Watching the Dow
Apple’s entry into the Dow Jones industrial average is a bit like polishing an antique. The average share price of 30 stocks selected by committee will finally include the world’s biggest company in place of AT&T. It’s an overdue move for an outdated yardstick – one which, like landlines and checkbooks, lives on.
The fact that Apple will replace its original iPhone telecom partner in the DJIA is a reminder of the march of time, technology and, specifically, smartphones. The change will help the Dow catch up somewhat with the importance of information technology to the broader economy. But it’s a hint of the average’s antiquated construction that this was prompted by a stock split planned by Visa – a move with no real-world significance.
The DJIA dates from a simpler, computer-free era when working out the average of 30 stock prices counted as financial added value. Now it seems bizarre that anyone pays attention to a metric in which companies which have higher stock prices – but not necessarily higher market values – matter more.

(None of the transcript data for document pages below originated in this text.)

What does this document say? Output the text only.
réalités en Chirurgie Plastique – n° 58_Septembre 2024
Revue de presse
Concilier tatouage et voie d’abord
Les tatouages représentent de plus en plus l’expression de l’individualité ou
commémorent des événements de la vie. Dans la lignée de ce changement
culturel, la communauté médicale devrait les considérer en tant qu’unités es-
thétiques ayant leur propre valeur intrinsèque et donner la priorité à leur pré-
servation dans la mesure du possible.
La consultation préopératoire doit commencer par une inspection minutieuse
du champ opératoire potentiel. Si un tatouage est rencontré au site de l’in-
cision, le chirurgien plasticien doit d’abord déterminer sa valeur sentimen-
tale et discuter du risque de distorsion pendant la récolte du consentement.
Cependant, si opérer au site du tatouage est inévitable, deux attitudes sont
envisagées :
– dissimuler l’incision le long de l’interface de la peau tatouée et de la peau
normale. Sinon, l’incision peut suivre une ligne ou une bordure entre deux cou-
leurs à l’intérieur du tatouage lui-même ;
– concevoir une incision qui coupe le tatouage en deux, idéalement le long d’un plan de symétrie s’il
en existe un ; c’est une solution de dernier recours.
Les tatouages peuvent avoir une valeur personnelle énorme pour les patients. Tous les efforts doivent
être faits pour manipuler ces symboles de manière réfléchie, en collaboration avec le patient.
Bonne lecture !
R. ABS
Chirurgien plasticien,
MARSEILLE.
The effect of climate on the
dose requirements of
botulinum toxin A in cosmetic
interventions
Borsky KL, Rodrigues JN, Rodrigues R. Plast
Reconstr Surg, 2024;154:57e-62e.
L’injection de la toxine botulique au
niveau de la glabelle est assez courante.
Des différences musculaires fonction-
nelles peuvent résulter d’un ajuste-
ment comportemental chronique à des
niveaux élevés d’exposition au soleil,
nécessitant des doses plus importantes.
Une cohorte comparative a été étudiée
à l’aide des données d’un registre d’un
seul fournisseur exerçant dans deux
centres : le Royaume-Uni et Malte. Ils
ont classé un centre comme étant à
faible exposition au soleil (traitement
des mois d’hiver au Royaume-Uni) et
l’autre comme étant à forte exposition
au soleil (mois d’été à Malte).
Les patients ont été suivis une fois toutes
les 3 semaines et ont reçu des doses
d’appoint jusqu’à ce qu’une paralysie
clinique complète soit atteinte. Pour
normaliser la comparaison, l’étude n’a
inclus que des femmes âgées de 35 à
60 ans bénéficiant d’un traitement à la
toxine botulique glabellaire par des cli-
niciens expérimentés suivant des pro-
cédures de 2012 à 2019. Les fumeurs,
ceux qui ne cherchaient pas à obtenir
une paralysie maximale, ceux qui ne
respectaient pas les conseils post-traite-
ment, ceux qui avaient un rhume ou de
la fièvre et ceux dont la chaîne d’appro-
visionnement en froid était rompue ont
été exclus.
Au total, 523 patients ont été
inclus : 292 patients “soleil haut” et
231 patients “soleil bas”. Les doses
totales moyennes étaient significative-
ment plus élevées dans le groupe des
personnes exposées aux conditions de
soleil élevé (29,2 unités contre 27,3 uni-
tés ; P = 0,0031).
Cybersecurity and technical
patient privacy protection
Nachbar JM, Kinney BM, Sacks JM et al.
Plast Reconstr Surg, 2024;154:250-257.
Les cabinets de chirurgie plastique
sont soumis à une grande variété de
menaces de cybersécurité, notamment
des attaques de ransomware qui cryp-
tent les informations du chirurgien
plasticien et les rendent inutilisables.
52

The average smells a bit musty in other ways as well, including the small number of companies and the rather arbitrary nature of its selections. Apple’s growth has been the biggest story in the American market over the past decade, and the Dow has missed it. A Reuters analysis shows that inserting Apple in place of any of the 30 stocks except Visa would have made the index perform better since last June, when the iPhone maker split its stock and brought its price into a range that the DJIA committee might have deemed acceptable.
The market value-weighted S&P 500 Index and other similar but broader benchmarks are the more scientific choices – $1.9 trillion of passive investments track the S&P index, according to McGraw Hill. Yet the 128-year-old Dow remains more familiar on America’s Main Street. Apple’s arrival within it will help keep the relic going.